Nutrition in pregnancy

Having been through 2 previous pregnancies and currently, in my third, I know all too well the struggles that many women face in pregnancy – from food cravings and aversions to heartburn and indigestion and of course the almost inevitable nausea. While the last thing that you might want to hear while you are dealing with these issues and more is that you need to make “healthy choices”, research has shown that a mother’s nutrition and lifestyle choices during pregnancy can affect the health of both herself and her baby. A healthy diet coupled with regular physical activity can help prevent/manage pregnancy complications such as gestational diabetes, pre-eclampsia or excessive weight gain.

If you are currently pregnant or planning to get pregnant, you might find the following nutrition guidelines useful.

Calories

Tracking your calories during pregnancy is not required, it’s something that I myself never do or advice. However, it is important to ensure that you are not eating too much or too little…but what exactly does that mean?

These are the general guidelines available for each trimester of pregnancy.

1st Trimester – There is no increased caloric requirement during the first trimester of pregnancy. Usually, during this time, women tend to experience nausea and food aversions that may make it hard to even meet their daily caloric requirements. I personally find it hard to keep anything down during this period of my pregnancies. I have found that starchy foods and foods high in fiber and protein can be very helpful during this time. Try to choose whole grain options as much as possible for your starches to ensure that you are not eating too many processed foods.

2nd Trimester – During the 2 nd trimester the recommendation is and additional 340kcal/day. This is the equivalent of a slice of bread with 1 tablespoon of peanut butter or a small meal of ½ a cup of brown rice with chicken. Many women find that they regain their appetite during the second trimester and are able to better tolerate food, which may lead to overeating. It is important therefore during this time ensure that you are choosing healthy options for your snacks and staying well hydrated (because often times thirst may manifest as hunger).

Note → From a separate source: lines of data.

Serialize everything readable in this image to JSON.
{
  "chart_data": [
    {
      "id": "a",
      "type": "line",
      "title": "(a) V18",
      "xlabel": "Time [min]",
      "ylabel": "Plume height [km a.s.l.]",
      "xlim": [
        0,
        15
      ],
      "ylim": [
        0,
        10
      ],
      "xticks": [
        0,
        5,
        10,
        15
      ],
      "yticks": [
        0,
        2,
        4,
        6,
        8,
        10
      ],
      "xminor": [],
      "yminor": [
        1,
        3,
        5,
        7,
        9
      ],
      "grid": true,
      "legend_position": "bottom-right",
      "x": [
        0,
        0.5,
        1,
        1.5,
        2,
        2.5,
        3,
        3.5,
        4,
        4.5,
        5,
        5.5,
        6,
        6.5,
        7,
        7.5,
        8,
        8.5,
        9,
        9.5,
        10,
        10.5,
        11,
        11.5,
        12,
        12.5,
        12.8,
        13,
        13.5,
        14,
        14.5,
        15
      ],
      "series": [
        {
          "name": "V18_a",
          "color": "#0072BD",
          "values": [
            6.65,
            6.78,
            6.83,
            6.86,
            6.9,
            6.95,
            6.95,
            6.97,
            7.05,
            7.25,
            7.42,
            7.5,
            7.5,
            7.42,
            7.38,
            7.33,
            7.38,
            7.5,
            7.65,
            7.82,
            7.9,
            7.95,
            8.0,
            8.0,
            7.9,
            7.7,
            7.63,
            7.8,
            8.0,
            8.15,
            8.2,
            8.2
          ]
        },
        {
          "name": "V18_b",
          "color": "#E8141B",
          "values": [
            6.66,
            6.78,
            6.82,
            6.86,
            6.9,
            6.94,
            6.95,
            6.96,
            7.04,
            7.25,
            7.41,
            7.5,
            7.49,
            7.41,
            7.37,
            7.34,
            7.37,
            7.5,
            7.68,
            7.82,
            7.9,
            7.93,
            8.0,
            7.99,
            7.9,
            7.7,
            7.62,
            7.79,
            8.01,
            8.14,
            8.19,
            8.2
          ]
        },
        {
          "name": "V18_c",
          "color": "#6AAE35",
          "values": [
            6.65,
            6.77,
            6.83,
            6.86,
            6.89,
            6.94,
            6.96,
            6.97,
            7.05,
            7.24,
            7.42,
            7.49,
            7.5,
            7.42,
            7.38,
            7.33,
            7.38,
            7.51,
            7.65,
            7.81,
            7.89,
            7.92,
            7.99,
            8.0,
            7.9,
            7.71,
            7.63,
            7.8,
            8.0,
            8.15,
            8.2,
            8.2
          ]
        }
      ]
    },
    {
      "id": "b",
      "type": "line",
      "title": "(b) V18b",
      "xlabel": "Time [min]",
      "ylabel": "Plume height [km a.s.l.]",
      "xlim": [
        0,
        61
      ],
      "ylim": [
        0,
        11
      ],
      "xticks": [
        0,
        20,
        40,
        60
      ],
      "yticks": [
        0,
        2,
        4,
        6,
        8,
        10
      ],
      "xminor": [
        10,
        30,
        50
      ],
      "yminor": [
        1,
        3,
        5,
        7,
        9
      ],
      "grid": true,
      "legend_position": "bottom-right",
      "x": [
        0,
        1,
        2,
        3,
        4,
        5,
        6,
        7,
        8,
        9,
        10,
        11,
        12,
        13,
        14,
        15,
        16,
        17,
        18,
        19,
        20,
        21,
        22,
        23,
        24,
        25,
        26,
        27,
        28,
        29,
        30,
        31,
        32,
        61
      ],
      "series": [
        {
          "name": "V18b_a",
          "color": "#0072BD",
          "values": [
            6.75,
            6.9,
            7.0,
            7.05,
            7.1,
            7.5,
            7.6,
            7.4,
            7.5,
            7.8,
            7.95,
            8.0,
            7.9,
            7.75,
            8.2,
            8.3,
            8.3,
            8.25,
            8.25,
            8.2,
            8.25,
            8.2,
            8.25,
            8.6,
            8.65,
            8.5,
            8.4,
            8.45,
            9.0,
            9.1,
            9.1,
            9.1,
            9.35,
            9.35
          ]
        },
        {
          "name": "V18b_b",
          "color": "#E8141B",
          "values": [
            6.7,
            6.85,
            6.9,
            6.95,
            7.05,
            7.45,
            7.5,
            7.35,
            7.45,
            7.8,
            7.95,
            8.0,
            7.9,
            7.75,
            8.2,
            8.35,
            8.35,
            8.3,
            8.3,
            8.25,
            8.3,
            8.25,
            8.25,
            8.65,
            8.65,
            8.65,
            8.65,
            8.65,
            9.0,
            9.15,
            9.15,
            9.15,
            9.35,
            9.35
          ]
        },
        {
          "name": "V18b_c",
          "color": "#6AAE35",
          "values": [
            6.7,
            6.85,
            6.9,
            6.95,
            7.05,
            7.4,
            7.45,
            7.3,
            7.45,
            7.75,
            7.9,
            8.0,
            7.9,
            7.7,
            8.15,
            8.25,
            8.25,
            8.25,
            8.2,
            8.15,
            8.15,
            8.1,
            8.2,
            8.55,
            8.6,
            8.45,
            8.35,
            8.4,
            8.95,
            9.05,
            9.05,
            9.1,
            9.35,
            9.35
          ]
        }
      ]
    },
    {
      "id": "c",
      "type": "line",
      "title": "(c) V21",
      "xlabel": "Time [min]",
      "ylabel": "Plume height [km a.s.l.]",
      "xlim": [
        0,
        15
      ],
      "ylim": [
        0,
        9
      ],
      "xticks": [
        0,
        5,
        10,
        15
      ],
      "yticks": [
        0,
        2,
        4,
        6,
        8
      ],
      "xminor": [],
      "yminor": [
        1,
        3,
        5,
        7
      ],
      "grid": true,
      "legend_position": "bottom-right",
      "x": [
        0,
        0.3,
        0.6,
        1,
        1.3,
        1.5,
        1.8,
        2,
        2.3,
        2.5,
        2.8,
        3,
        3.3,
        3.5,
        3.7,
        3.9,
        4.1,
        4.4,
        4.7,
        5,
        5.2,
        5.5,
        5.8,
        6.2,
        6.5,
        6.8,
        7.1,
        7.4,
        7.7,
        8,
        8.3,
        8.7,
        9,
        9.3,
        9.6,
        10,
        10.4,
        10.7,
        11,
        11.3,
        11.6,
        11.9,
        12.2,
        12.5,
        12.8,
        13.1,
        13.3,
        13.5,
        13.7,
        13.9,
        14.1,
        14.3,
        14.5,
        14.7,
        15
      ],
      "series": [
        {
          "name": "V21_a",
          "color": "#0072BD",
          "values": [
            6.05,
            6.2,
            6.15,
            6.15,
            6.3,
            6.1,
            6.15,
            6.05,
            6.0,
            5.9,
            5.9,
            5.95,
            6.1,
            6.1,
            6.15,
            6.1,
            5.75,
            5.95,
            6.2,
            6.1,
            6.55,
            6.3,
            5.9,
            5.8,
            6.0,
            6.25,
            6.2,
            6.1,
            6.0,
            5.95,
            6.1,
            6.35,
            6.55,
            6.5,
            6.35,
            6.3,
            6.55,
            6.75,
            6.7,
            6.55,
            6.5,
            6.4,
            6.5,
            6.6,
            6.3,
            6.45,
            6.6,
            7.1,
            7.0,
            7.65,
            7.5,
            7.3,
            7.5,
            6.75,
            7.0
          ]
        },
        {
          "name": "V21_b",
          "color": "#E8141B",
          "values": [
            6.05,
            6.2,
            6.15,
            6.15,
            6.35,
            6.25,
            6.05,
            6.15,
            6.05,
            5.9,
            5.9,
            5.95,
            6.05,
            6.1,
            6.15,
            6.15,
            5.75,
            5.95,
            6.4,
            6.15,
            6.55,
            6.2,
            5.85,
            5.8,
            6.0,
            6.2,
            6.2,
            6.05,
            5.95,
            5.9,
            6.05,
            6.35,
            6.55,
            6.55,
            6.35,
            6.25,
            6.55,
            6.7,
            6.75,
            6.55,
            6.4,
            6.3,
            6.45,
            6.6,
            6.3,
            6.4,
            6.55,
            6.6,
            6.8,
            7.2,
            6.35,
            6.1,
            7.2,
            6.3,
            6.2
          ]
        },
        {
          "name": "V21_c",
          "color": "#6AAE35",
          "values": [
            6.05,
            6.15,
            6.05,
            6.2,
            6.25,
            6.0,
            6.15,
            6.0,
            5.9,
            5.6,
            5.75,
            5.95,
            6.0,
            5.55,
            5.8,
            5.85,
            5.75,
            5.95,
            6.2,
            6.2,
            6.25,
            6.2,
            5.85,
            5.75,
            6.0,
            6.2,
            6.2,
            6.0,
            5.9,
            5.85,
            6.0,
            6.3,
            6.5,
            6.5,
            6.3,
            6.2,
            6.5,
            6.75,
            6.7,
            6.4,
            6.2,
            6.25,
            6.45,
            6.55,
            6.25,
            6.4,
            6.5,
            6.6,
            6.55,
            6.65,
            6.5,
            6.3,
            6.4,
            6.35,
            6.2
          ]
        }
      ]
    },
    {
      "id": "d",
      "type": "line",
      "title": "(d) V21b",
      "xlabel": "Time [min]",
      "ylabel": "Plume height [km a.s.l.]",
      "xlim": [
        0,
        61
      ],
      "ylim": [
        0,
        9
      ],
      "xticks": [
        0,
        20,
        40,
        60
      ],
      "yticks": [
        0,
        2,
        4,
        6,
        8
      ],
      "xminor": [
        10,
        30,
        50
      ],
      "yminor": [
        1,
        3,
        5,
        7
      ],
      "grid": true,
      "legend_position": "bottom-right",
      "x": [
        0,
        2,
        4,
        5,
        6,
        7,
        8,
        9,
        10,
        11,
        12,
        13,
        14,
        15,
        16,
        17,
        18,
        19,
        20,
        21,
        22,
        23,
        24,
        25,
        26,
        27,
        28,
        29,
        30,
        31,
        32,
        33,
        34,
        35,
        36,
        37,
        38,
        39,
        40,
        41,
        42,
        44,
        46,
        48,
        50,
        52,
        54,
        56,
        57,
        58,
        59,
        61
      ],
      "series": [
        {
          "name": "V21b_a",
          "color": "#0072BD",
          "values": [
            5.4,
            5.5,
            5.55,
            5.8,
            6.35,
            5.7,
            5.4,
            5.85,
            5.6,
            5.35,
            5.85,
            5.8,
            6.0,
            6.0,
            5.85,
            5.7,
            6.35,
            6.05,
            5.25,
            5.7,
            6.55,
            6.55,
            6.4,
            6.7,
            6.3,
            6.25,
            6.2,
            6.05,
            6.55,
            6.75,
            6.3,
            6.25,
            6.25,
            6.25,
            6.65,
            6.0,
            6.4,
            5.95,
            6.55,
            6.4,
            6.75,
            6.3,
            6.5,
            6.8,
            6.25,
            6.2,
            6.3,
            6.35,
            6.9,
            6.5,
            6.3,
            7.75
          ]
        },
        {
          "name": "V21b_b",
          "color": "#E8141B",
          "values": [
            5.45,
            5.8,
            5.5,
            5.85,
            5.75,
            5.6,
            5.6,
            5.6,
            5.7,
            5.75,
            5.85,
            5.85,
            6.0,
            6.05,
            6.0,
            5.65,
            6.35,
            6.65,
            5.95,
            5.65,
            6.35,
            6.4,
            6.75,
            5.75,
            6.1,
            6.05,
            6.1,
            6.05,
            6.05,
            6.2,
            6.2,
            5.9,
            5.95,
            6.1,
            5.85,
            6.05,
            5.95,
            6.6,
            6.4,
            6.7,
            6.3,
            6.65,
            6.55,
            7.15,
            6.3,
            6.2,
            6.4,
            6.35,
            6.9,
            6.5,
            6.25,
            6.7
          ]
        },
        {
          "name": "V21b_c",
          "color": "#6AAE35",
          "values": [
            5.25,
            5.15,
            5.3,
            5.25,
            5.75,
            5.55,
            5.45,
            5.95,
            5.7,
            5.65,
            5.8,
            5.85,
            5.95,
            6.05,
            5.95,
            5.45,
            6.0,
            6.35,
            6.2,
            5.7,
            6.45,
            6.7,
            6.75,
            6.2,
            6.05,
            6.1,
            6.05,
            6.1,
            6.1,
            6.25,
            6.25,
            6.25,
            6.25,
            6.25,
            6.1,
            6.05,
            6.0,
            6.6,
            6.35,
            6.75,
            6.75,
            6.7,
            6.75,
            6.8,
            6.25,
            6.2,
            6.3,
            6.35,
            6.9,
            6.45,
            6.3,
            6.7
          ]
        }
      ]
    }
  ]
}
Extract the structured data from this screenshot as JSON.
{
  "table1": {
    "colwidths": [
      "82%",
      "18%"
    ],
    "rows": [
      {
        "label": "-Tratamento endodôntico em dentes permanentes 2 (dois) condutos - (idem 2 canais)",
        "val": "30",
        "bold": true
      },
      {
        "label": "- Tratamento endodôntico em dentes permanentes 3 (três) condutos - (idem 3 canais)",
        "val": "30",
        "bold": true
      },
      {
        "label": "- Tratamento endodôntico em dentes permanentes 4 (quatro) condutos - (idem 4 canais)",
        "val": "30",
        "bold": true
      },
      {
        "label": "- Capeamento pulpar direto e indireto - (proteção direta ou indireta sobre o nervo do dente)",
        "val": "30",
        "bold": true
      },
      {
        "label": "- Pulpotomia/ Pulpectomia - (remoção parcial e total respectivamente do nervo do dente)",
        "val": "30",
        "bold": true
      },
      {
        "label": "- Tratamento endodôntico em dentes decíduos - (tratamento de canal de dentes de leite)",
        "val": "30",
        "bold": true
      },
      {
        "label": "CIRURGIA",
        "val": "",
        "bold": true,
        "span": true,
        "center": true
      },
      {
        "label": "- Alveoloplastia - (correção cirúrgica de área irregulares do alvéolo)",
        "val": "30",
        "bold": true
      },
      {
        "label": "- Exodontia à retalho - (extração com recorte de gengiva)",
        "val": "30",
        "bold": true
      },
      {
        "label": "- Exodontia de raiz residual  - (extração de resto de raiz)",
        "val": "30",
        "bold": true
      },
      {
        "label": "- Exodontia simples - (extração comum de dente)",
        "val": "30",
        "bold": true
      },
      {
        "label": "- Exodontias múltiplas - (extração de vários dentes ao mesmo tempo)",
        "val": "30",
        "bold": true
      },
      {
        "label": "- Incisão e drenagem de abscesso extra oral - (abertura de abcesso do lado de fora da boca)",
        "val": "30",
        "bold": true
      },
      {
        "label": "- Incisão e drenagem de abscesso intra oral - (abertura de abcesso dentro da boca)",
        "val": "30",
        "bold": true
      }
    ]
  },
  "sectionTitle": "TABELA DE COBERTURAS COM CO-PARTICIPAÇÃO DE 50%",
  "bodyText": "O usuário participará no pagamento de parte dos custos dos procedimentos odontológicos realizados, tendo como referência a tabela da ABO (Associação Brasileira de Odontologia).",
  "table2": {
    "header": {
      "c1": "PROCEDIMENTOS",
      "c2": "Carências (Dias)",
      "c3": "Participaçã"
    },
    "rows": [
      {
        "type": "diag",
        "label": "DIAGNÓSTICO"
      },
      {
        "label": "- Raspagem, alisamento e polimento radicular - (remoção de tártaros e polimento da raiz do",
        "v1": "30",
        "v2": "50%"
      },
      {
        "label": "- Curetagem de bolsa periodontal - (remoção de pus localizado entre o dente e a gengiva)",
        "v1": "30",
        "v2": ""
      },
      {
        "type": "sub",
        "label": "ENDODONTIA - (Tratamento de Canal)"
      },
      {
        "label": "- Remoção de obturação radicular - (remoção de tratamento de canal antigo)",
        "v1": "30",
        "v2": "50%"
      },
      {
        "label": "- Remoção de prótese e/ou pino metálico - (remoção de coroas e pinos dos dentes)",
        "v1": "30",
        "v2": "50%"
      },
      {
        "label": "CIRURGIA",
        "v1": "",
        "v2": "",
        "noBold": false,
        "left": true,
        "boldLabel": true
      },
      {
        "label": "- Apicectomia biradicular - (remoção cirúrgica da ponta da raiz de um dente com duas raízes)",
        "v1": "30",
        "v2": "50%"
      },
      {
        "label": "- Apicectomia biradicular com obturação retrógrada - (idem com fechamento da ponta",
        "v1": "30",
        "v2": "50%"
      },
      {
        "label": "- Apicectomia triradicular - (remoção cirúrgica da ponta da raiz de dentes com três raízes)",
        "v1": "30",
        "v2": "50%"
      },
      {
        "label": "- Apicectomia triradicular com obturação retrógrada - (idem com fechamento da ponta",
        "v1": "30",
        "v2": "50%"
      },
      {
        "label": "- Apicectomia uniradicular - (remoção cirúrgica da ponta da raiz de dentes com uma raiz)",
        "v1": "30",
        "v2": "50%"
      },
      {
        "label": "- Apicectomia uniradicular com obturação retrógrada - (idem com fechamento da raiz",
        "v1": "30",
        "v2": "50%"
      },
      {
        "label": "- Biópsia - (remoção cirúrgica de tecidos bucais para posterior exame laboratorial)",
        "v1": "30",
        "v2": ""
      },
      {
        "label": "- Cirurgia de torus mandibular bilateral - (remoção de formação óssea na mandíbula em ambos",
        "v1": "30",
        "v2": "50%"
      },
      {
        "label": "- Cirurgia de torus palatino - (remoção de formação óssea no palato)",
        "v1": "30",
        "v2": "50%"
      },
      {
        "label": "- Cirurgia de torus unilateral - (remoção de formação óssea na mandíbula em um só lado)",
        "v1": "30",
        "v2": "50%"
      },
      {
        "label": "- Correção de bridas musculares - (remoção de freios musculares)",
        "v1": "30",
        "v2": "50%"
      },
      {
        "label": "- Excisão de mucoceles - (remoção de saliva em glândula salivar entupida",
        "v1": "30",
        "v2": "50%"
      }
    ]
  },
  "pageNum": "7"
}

3rd Trimester – The increased calorie recommendation for the 3 rd trimester is 450kcal/day. This is the equivalent of 2 slices of bread with peanut butter or a turkey wrap. While this is the time with the most caloric need, it is also the time when the belly is at its smallest during the pregnancy, thanks to the growing baby. It is best during this time to eat more frequent smaller meals than to try eating a large amount of food in one sitting, which could leave you feeling extremely uncomfortable to cause heartburn. I find that smoothies are a great way to get calories in during this time. My favorite mixes include berries, banana and kale.

Macronutrients

In pregnancy a diet high in fiber which consists of whole foods (fruits, vegetables, and complex carbohydrates), lean protein and essential fatty acids is ideal. The only macronutrient that has an increased recommended daily allowance (RDA) in pregnancy is protein. It is important to ensure that you are getting adequate protein which is the building block for tissue – and therefore your baby.

Micronutrients

While there is a slight increase in caloric requirements during pregnancy, there is a more notable increase in some micronutrients that are important for fetal development and growth and well as the health of the mother. These include;

  • Folate – Folate is required for cell growth, and for reducing the risk of neurological tube defects in the fetus. Folate-rich foods include green leafy vegetables, legumes, and folate-enriched flour. However, a folic acid supplement is required because the increased requirement cannot be met through diet alone.
  • Vitamin B12 – Vitamin B12 is essential for the formation of red blood cells, brain development and for normal neurological function. Pregnant women who are vegans or vegetarians are likely to be deficient in vitamin B12 because it is mostly available in animal products such as, beef, fish and eggs. Such women may require supplementation.
  • Iron – Iron is required in pregnancy to support fetal and placental growth, as well as the increasing blood volume of the mother. Iron can be absorbed from meat, meat products, fish and dark vegetables. Women who are vegetarian or vegan may require a supplement if they are found to be anemic.
  • Calcium – The calcium requirement during pregnancy does not increase, however, it is important to meet the RDA because calcium is taken from the mother’s skeleton to support fetal bone development. Calcium is primarily found in dairy products, as well as in leafy vegetables, fortified soy products and cereals.
  • Vitamin D – An increase in vitamin D is not required. However, it is especially important to have sufficient vitamin D during pregnancy to enhance calcium absorption and deposition. Dietary sources of vitamin D include milk, eggs and oily fish.
  • Most of the above mentioned micronutrients can be derived from an adequate diet as mentioned as well as from using a good prenatal multivitamin as recommended by your doctor.